During this reign of terror our Jonathan did damage 4 policeman's helmets (this part is for adults) he'll be charged accordingly later this year.
Jonathan's next dastardly deed saw him running into his local chippy and asking for 20 large portions of chips, 8 pieces of haddock, 6 pieces of cod, 4 cod roe, 4 large pots of mushy peas, 4 burgers in batter, 4 pickled eggs and then he proceeds to wave his jumbo sausage around, but escaped arrest when the arresting officer showed Jonathan his prawn balls, then Jonathan rushes out of the shop ready for his next evil deed.

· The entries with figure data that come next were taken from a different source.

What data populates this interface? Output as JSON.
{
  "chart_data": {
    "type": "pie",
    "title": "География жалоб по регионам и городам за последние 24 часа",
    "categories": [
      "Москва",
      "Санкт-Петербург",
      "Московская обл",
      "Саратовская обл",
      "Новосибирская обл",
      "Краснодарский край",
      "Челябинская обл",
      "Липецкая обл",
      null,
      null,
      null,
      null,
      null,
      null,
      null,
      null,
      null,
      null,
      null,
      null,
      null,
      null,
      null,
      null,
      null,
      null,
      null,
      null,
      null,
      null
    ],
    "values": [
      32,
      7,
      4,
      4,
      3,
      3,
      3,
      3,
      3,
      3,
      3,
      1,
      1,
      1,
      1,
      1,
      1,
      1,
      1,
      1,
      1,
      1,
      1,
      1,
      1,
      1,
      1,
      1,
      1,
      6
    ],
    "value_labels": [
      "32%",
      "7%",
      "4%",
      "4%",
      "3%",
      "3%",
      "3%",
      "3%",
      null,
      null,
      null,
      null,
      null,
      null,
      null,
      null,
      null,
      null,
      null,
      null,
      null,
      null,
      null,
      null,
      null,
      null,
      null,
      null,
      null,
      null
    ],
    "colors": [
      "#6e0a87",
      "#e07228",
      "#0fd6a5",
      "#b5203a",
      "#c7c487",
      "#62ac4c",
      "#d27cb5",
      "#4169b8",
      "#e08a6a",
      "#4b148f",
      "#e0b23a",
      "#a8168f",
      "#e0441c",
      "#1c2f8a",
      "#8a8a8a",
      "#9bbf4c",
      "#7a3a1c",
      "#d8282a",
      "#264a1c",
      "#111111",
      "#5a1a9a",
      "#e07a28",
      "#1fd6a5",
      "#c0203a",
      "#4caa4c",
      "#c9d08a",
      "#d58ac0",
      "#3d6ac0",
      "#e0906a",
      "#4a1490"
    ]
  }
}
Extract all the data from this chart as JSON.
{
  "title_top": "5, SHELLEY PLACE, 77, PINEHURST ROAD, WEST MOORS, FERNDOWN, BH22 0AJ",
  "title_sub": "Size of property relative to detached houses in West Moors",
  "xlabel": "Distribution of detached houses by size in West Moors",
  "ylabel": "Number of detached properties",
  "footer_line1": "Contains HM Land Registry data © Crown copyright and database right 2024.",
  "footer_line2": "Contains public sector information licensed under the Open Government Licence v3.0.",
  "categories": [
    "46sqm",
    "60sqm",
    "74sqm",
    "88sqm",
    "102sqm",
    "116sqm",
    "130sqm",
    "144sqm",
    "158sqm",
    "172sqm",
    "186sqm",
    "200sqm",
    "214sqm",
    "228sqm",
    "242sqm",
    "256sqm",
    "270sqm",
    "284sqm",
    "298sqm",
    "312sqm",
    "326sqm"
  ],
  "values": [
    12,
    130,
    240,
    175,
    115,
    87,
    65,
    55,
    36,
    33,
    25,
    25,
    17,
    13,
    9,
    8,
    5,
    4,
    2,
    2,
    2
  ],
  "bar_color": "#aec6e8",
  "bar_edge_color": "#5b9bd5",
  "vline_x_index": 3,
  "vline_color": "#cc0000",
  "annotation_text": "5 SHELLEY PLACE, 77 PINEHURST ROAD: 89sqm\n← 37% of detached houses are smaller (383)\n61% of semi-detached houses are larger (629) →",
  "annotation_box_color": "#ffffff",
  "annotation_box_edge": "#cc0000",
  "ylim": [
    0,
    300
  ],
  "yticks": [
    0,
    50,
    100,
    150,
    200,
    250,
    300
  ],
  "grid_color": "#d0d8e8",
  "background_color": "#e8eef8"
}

The early hours of the morning was fastly approaching, so he decided to do just one more all time bad deed, he made his way into the yard of his local dairy, and while all the milkmen were busy clocking in and getting ready for their relevant deliveries Jonathan made a mad dash around 3 of the milk floats and squeezed superglue around most of the milkbottles, "hehe, now let's see those bloody milkmen make a speedy delivery this morning", soon after this last deed Jonathan started to feel the strain of his evil night had finally caught up with him, he hopped onto his bike but soon yelped in sheer agony as he soon realised that some bugger had pinched his saddle, leaving just the saddle stem to do it's worse on our young warriors arse, he then made his way home, went to bed ready for the next onslaught in the library next day as "Jonathan the well- mannered librarian"......Good night folks.